Aron Bell, who had been a teenage member of a daring brigade of Jewish partisans that during WWII attacked German troops in Belorussia and rescued some 1,200 Jews from near-certain death, died on Sept. 22 at his home in Palm Beach, FL. He was 98.
The Bielski partisans, run by three of Mr. Bell’s older brothers, formed after the arrest and murder of the siblings’ parents in December 1941. On its website, the U.S. Holocaust Memorial Museum in Washington calls the Bielski partisans “one of the most significant Jewish resistance efforts against Nazi Germany during World War II.”
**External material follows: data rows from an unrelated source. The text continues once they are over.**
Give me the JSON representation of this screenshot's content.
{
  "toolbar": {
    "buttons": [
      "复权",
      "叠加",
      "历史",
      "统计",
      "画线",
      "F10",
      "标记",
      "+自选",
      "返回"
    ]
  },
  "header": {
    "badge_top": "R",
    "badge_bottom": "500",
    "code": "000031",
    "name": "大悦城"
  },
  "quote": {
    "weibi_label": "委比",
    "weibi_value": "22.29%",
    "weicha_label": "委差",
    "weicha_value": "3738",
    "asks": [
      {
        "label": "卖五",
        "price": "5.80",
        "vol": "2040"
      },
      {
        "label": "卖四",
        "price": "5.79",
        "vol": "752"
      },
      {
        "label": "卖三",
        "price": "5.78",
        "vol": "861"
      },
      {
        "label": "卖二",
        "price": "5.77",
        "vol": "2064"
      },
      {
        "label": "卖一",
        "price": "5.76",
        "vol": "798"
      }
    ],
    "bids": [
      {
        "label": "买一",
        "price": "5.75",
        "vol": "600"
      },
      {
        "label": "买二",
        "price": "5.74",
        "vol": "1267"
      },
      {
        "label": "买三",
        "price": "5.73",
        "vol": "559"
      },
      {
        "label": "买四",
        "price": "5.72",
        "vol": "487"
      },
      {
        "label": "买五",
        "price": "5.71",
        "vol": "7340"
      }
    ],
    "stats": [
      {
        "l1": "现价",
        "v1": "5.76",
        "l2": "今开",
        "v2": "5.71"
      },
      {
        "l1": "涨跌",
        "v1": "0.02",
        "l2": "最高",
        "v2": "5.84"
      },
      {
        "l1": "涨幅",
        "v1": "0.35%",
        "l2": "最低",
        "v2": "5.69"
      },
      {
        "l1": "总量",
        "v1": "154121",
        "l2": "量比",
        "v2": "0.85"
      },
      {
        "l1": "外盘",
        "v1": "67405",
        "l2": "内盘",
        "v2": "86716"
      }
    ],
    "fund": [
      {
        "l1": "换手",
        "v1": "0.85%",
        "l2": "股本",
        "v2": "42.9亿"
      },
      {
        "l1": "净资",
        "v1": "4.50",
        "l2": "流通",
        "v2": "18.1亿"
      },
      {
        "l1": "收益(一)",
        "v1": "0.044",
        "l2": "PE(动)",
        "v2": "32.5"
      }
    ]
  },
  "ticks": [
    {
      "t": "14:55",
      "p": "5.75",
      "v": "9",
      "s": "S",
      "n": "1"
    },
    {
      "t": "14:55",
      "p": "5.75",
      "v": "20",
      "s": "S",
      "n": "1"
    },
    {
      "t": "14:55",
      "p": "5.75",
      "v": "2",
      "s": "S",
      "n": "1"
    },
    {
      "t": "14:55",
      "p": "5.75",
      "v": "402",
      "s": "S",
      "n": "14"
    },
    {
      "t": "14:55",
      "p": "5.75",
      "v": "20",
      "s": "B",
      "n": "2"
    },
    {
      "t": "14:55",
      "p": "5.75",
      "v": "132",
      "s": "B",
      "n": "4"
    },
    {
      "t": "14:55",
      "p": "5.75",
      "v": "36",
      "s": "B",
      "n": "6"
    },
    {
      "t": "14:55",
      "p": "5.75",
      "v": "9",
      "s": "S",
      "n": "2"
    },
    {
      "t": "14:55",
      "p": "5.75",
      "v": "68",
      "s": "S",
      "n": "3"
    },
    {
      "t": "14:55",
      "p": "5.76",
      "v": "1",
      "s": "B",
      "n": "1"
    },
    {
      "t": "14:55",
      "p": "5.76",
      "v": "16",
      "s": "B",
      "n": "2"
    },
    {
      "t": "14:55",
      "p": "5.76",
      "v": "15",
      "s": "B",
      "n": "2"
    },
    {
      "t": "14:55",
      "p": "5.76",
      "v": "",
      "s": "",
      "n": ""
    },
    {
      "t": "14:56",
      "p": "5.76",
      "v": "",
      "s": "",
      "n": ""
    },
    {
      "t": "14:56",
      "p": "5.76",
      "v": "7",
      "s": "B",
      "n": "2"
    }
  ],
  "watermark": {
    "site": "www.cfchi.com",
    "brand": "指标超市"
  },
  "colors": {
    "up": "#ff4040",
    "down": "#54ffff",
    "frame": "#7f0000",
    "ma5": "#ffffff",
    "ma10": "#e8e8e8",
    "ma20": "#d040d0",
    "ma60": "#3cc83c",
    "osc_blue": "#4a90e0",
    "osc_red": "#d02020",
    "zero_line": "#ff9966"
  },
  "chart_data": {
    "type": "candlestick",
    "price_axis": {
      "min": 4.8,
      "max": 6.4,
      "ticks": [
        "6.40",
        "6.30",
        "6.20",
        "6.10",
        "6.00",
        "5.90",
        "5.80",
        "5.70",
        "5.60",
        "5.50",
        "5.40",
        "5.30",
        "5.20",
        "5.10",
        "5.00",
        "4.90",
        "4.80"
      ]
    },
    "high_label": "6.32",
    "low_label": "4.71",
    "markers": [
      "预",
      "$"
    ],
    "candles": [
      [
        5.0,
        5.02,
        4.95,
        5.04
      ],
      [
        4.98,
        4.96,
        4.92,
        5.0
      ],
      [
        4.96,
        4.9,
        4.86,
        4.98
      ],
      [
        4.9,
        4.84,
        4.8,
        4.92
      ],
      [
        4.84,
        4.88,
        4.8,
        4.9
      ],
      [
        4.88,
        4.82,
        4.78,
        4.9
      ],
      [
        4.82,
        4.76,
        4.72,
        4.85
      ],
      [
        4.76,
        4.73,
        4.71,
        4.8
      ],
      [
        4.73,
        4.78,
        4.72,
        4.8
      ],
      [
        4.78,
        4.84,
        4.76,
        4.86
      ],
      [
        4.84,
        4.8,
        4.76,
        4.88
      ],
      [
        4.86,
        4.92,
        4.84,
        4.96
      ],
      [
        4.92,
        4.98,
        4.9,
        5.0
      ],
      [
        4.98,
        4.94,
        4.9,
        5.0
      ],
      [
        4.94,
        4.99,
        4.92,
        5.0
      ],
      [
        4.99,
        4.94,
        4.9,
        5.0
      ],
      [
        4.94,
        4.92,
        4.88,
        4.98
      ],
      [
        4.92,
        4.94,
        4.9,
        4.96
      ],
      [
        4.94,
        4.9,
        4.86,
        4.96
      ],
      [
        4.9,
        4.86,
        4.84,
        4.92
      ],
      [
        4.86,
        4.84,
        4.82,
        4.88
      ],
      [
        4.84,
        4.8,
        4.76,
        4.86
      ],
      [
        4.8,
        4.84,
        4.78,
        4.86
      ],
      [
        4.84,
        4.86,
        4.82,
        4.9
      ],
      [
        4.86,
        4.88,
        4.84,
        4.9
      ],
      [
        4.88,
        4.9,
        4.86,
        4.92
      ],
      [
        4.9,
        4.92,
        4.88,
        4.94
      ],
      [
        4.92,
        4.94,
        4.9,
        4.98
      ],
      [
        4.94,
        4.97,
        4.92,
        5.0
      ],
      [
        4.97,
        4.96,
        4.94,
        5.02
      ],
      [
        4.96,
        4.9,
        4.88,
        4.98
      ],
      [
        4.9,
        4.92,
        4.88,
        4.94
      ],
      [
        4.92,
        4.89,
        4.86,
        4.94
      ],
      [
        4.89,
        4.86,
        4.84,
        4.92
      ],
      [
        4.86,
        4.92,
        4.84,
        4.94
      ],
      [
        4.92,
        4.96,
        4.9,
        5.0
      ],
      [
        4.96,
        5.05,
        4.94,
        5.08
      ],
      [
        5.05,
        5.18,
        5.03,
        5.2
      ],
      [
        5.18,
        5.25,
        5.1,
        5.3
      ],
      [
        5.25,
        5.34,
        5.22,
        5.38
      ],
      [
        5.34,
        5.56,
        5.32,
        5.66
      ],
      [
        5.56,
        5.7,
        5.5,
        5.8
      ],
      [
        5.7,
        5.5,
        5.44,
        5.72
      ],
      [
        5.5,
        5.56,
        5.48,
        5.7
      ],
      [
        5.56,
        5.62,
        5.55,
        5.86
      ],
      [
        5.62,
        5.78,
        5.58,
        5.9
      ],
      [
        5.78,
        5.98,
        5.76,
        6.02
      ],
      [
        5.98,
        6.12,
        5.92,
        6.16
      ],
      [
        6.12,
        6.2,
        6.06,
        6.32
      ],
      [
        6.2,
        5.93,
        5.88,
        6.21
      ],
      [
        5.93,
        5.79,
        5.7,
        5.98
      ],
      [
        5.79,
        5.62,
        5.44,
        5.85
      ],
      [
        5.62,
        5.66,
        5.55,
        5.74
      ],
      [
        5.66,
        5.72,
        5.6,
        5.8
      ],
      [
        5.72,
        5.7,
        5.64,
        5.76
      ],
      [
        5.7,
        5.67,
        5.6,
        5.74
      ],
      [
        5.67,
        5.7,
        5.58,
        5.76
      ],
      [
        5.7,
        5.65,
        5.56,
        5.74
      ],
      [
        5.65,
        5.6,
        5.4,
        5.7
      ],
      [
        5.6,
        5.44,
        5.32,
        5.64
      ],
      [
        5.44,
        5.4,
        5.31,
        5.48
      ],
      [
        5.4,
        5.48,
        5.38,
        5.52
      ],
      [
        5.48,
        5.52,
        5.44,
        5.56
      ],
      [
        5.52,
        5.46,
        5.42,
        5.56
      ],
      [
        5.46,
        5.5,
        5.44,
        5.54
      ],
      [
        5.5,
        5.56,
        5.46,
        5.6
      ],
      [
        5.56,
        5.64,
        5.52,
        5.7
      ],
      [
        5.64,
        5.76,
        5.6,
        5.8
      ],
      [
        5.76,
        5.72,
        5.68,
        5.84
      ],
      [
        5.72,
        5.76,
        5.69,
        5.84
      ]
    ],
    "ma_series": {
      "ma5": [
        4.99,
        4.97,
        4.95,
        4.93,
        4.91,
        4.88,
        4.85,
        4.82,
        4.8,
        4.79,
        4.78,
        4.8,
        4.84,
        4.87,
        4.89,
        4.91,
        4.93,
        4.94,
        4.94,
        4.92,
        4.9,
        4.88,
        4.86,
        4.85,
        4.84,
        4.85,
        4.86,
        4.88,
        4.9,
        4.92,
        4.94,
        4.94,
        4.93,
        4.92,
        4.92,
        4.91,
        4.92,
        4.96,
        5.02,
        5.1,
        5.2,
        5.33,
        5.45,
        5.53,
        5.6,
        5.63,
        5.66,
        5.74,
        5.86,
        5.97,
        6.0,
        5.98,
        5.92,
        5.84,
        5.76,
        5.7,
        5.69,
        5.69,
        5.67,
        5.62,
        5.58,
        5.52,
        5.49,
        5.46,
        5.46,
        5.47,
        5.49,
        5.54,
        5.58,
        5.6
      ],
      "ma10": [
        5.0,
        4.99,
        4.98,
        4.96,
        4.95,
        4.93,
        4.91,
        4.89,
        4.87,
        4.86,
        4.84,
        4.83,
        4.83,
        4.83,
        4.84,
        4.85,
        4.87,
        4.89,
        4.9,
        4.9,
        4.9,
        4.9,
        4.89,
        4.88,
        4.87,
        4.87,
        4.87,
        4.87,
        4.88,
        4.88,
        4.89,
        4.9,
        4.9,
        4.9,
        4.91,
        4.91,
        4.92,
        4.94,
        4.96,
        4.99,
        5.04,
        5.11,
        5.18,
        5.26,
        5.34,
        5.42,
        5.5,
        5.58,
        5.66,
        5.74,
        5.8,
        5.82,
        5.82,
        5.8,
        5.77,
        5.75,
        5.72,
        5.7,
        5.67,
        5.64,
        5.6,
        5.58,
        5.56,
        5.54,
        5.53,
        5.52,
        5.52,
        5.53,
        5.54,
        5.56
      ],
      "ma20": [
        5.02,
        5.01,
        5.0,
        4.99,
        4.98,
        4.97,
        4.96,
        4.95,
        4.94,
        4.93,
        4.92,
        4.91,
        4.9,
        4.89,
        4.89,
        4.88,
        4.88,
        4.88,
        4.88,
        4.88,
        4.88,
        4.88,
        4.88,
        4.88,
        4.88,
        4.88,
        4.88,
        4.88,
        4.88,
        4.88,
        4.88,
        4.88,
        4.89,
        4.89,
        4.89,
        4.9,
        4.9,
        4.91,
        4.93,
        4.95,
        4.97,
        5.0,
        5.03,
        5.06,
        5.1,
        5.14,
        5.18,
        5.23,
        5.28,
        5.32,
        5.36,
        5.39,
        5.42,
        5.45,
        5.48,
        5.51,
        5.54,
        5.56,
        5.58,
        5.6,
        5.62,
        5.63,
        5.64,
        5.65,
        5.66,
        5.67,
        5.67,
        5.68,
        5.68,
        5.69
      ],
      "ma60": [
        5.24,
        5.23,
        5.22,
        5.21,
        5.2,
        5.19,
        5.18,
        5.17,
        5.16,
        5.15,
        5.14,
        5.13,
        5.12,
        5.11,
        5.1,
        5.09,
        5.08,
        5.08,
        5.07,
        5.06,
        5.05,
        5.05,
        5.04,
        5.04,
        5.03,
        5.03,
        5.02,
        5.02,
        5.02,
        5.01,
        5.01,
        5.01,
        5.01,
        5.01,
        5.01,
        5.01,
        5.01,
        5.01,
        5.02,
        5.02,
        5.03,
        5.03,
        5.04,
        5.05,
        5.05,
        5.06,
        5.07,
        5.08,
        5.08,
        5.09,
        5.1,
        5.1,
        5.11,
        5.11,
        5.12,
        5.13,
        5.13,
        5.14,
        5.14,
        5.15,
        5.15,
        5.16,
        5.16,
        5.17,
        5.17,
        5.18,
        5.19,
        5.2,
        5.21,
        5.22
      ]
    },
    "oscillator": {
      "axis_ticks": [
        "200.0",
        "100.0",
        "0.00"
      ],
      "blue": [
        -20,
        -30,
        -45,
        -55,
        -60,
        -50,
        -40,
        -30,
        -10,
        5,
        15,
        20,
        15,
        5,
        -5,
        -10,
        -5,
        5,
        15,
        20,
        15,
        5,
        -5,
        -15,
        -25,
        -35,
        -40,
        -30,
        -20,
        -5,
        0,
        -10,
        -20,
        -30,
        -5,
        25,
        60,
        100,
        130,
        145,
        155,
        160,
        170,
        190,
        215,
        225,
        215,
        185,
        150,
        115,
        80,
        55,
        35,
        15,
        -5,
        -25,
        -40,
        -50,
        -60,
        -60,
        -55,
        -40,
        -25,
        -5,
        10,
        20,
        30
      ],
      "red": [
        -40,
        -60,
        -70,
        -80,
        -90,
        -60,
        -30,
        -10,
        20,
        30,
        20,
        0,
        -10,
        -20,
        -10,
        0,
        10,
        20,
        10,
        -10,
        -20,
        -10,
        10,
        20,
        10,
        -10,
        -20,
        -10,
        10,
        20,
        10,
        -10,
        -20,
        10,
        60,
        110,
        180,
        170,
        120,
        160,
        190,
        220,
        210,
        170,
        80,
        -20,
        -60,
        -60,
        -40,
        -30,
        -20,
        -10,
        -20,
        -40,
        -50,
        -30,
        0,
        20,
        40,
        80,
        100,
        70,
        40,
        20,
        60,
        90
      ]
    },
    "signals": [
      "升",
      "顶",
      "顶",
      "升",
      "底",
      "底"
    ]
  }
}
For Mr. Bell, who changed his name from Bielski when he arrived in the U.S., the perilous life he lived hiding in the vast Nalibok Forest meant freedom from living in a ghetto or from being imprisoned in a concentration camp. He carried a rifle, but his brothers would not let him fight on the front lines. Instead, he served as a scout finding sources of food and as a courier who carried warnings about German plans to Jews living in the nearby Novogrudok ghetto.
According to The New York Times, Mr. Bell returned several times to Belarus, where he visited the forest in which a plaque memorializes his parents and the many others buried there in a mass grave. In 2019, he was invited to the unveiling of a monument to Jewish resistance in Moscow, where he embraced President Vladimir V. Putin of Russia.